Why do People leave their Bosses and not Jobs?

You may have heard this statement many a times but have you thought that it really is a major reason of people leaving the organization after growth prospects and monetary reasons.

I remember a Boss who kept me interested and focused, company can create systems, but it’s the bosses that help people fit and function within the various processes. A mismatch of the values ultimately sends people towards the door. The boss should have solid values that are in alignment with that of the organization’s.

Why do people leave their bosses is a must asked question, are they not happy with them, if not, then what are the symptoms of these scary bosses, let us find out here through this article:

When the boss Under-communicates. It sounds crazy because so many leaders are always talking, but I’m referring to formal communication from the upper levels of the organization to the lower. Leaders need to ensure that employees throughout the organization know what is going on.

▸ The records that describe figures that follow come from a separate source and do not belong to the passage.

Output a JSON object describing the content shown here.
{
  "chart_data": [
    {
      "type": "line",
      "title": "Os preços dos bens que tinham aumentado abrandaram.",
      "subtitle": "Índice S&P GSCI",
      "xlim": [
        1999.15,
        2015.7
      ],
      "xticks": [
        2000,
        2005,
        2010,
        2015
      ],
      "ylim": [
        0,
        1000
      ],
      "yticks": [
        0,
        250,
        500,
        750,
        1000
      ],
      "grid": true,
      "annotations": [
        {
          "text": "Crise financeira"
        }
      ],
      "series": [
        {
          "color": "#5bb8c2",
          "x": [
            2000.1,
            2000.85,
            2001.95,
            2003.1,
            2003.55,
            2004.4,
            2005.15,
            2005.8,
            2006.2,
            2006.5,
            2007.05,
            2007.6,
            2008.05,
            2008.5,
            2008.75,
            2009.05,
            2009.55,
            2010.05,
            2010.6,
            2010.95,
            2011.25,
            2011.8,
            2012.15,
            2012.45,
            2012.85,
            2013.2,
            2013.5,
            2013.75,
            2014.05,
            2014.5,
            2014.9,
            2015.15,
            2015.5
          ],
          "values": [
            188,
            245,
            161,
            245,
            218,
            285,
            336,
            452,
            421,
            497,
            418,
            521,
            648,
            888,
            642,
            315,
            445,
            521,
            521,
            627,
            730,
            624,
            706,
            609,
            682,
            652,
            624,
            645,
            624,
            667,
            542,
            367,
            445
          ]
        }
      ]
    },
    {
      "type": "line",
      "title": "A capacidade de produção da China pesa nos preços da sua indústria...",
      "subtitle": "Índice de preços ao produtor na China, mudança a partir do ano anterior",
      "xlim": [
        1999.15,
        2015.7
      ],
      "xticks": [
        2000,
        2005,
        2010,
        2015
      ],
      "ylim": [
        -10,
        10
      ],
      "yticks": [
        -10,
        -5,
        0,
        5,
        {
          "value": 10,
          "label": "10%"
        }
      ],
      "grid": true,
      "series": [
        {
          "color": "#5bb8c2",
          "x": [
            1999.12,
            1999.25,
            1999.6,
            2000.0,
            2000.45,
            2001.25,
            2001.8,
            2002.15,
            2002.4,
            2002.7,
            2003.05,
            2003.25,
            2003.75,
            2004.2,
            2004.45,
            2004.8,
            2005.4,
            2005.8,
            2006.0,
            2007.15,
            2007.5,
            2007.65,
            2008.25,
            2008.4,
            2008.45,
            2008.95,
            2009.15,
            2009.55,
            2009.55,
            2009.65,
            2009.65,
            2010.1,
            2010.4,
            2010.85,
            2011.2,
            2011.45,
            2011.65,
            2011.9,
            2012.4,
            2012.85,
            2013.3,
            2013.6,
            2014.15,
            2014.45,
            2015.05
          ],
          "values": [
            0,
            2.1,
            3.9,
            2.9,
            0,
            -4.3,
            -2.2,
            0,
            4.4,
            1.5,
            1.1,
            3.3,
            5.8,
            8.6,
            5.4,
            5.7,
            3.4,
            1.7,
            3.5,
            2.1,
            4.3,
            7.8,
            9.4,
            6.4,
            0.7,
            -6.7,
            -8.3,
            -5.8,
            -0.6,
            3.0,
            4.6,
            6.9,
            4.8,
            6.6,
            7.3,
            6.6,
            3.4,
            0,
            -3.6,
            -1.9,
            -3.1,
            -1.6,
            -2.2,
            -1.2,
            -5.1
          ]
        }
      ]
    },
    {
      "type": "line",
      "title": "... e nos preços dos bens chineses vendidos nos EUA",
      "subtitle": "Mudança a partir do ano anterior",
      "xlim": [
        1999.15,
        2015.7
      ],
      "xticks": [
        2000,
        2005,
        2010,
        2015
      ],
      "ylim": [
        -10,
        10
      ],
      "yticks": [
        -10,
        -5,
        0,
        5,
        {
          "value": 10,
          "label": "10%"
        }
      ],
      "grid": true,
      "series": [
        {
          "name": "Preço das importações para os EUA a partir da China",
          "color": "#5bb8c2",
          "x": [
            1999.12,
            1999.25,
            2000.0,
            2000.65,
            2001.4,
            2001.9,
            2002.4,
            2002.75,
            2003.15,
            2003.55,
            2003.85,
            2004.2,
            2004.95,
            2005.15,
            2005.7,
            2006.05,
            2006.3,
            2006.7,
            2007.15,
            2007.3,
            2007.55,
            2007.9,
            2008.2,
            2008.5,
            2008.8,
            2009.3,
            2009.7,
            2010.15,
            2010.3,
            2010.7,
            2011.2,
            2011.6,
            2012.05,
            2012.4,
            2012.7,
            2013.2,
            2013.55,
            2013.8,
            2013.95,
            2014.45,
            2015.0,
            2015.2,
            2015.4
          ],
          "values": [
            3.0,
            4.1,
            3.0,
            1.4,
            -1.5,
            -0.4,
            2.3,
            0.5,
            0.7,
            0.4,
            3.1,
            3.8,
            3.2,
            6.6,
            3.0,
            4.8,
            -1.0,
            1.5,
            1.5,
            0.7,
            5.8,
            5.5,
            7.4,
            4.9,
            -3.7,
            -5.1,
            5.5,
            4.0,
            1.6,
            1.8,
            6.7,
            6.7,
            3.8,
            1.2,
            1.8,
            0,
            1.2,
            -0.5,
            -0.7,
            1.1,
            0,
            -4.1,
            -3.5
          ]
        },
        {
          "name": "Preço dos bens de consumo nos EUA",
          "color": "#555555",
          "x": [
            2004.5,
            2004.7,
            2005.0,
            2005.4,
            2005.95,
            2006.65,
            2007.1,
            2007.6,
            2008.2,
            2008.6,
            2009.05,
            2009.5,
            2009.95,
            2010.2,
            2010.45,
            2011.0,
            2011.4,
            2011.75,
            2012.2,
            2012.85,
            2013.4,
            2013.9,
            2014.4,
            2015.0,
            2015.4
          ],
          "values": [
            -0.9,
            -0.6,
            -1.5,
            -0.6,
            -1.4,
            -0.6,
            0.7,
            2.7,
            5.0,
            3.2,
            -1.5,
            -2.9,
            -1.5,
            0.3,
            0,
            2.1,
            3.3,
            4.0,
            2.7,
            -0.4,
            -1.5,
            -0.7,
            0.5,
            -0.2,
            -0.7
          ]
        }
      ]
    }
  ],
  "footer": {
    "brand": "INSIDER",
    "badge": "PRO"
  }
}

Sometimes, that’s not easy. I know of a top-level executive team that spends an extraordinary amount of time meeting and strategizing about direction for the organization, but they neglect to inform the lower levels of management about new developments and initiatives. They’re always surprised at how uninformed everyone below them is (“Why can’t people get with the program?” Because you never told them!:( ).

Neglects Human Resource Issues. Too often, top-level leaders leave human resource issues to the HR department. But employee morale, evaluation of performance, identification of high potentials, should be leadership issues. Effective leaders are in touch with what their followers think, know, and do. Leadership and HR should be inextricably interlinked.

One important point (and it is the most frequent complaint I hear from employees), is the treatment and use of “human resources.” Leaders must treat employees humanely. Bullying, punishing and even neglect is the expressway to leadership failure.

Lacks Vision (or Shared Purpose). Leaders need to have a clear vision of where an organization is headed, and create a sense of shared purpose among all organizational members. Importantly, leaders need to constantly communicate the vision and shared purpose to everyone.

Fails to create culture of mutual respect. A core value of every organization should be one of mutual respect and civility. Of course, this is easier said than done, but a starting point is to simply promote this value. Company leaders play a critical part in creating an atmosphere of respect and stopping instances of employee-to-employee and even the higher levels

Lacks Transparency. From the employees’ perspective, bad bosses are inconsistent, unpredictable, and perceived as having “double standards.” Effective leaders are transparent. They don’t play games. They are straight and fair in their dealings with others, and they certainly wouldn’t ask employees to do something they wouldn’t do themselves.

Unwillingness to Change and Innovate. They don’t change and they don’t let their team members to initiate new and creative ideas. Far too many leaders and organizations have failed and disappeared because of an inability to adapt and innovate. “It’s my way or the highway” is the road to failure.

In order to be creative and adaptive, leaders need to ask the hard questions: “What are we doing wrong?” “How can we get better?” Leaders need to be open to different viewpoints and criticism from their followers. Continuous and critical self-evaluation is necessary for leaders and organizations to grow and innovate.

Bosses should be the captains of organizational team. They should be great motivators, innovators, and leaders, who inspire the team members they supervise to achieve great things. These managers understand how to treat employees fairly and with respect, and more importantly understand why it is important to do so. Managers who do this in turn breed new leaders for the organization who will follow the example set forth by their predecessors.